Apocalypto I'm not sure why Mel Gibson decided to make an action-adventure film concerning the decline of the Mayan civilization with a sensational, androgynously beautiful young actor in virtually every shot, but I'm mighty glad he did. I'm not sure if it qualifies for Best Picture honors, but this gorgeously filmed thriller is a non-condescending glimpse at an ancient culture (the spare dialogue sections are in Mayan) grappling with issues of survival, tribal loyalties and life meaning. It has some intensely violent scenes, which can be tempered by strategically averting one's gaze for a few seconds.

The story concerns a young man, Jaguar Paw (Rudy Youngblood), whose peaceful jungle village is invaded by a rival tribe looking for slaves and candidates for ritual sacrifices.
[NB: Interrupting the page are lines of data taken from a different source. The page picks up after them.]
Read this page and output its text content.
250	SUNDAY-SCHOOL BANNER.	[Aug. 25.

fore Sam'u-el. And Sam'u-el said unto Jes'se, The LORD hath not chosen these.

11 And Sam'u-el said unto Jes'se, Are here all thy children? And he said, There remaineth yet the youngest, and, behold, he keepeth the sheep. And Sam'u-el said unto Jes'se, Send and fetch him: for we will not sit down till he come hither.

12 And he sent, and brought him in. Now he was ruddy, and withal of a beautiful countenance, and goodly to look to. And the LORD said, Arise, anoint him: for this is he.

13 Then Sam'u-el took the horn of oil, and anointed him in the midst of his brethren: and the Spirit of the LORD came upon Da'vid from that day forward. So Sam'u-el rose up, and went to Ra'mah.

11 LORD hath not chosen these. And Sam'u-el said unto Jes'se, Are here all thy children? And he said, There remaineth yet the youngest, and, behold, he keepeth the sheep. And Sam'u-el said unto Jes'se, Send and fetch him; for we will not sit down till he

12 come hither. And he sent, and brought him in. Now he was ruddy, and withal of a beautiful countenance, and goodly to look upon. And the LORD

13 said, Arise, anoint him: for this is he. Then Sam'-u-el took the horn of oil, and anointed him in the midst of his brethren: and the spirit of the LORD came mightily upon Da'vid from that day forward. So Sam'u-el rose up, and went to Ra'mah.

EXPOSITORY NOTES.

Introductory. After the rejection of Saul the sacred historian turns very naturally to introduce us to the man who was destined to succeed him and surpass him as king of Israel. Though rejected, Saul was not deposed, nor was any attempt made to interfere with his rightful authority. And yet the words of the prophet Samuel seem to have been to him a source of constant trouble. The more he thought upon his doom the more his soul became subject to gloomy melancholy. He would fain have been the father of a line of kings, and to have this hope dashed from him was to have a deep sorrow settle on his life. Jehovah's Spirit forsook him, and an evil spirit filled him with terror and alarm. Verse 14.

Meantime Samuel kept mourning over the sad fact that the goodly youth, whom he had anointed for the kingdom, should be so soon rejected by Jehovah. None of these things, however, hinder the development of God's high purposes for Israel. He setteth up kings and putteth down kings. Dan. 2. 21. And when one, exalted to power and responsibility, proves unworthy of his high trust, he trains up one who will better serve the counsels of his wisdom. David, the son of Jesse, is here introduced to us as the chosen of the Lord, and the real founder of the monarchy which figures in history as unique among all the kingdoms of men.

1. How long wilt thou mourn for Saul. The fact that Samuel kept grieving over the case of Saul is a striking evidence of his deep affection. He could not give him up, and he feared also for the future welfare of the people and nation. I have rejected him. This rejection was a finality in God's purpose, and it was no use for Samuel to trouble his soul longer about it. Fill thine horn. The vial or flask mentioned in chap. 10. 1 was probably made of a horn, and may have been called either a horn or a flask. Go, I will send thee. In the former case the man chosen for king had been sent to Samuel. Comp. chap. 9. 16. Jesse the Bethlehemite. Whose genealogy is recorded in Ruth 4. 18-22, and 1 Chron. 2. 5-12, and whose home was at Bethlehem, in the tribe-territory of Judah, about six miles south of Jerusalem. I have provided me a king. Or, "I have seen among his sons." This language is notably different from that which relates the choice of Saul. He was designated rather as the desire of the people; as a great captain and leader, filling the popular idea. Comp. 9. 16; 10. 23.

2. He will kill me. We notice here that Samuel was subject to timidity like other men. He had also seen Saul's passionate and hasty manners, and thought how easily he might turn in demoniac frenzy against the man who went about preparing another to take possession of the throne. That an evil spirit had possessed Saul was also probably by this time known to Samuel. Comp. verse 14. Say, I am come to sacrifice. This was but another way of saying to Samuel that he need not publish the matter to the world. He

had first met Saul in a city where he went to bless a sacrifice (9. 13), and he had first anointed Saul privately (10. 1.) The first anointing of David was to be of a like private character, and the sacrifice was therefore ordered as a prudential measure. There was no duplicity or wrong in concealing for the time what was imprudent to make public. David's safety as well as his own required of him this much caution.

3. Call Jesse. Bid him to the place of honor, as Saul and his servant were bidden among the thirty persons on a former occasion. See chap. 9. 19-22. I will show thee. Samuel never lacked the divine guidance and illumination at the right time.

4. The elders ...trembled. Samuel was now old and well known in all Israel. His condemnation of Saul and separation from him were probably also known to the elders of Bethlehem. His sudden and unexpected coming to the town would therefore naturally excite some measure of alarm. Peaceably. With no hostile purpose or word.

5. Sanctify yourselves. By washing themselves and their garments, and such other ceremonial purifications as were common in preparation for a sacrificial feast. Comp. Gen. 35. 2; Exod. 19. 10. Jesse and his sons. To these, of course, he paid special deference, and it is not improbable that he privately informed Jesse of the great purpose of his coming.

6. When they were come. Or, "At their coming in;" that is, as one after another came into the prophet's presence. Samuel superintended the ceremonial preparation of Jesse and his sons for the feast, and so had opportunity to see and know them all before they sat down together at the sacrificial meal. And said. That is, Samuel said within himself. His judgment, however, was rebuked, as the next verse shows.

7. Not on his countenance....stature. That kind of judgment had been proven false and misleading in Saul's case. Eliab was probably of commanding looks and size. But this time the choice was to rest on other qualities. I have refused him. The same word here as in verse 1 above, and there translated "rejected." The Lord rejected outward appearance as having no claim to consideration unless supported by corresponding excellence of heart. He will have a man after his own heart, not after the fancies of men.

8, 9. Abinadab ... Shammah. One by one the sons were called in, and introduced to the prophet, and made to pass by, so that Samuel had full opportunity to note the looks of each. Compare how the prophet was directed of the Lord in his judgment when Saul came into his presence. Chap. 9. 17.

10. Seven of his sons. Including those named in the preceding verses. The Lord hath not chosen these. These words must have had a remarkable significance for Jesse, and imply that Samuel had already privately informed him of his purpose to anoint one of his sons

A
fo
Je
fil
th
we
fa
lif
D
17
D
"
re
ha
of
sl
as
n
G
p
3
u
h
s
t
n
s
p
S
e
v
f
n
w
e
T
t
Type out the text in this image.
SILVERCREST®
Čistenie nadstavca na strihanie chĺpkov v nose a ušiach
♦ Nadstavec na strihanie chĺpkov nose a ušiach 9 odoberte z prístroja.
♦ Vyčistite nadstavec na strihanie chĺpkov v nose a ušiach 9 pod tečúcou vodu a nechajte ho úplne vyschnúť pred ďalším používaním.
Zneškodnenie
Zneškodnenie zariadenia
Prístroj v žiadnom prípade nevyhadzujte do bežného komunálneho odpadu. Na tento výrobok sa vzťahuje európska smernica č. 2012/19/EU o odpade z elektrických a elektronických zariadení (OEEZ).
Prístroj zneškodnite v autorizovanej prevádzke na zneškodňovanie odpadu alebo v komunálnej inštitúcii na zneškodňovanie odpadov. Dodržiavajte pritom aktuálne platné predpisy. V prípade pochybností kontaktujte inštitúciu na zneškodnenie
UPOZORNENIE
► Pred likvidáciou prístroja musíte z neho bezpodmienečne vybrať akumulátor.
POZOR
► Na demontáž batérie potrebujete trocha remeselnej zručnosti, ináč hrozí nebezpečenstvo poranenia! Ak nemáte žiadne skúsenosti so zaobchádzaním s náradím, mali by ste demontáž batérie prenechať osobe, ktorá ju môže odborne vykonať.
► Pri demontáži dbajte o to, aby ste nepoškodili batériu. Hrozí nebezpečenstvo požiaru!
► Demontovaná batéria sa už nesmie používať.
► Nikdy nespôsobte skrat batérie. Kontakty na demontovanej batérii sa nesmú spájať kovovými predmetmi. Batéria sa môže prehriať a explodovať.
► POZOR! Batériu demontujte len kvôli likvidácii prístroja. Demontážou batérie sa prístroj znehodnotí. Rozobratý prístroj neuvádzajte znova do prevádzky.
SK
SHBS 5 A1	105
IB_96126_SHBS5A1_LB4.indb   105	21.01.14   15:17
Jaguar Paw is forced to leave his pregnant wife and infant son in a deep pit. Their fate becomes an engrossing subplot.

For all his flaws as a human being, Gibson is a first-rate filmmaker who is drawn to riveting stories. Here, he succeeds without inflicting any of his poisonous dogma. Yes, the set-piece scene, where Jaguar Paw and the surviving men of his tribe are dragged to the Mayan temple to have their still-beating hearts extracted and their heads removed, does bear a slight resemblance to Passion of the Christ's excruciating pathway to the cross. But Gibson is not spiritually besotted here. The trail of torture is filmed in a hyperrealistic style.

Some truly miraculous things conspire to save Jaguar Paw. Everything we used to love in Saturday-morning serials has been revived, refined and used judiciously, including very scary sequences involving a huge rapids and a man-eating panther.

Besides the filmmaker's faith in his story, Apocalypto 's greatest asset is its unknown lead. Rudy Youngblood has a masculine but boyishly expressive face that reflects not only fear but also a kind of moral acuity rare in such an untested performer. Should he speak English, the movies will be his oyster, and quickly.

Gibson ends with a plot twist both surprising and fitting, in when-worlds-collide fashion. Apocalypto is the very best thing Gibson has done as a director, and should not be missed because of a shared repugnance for his off-screen worldview.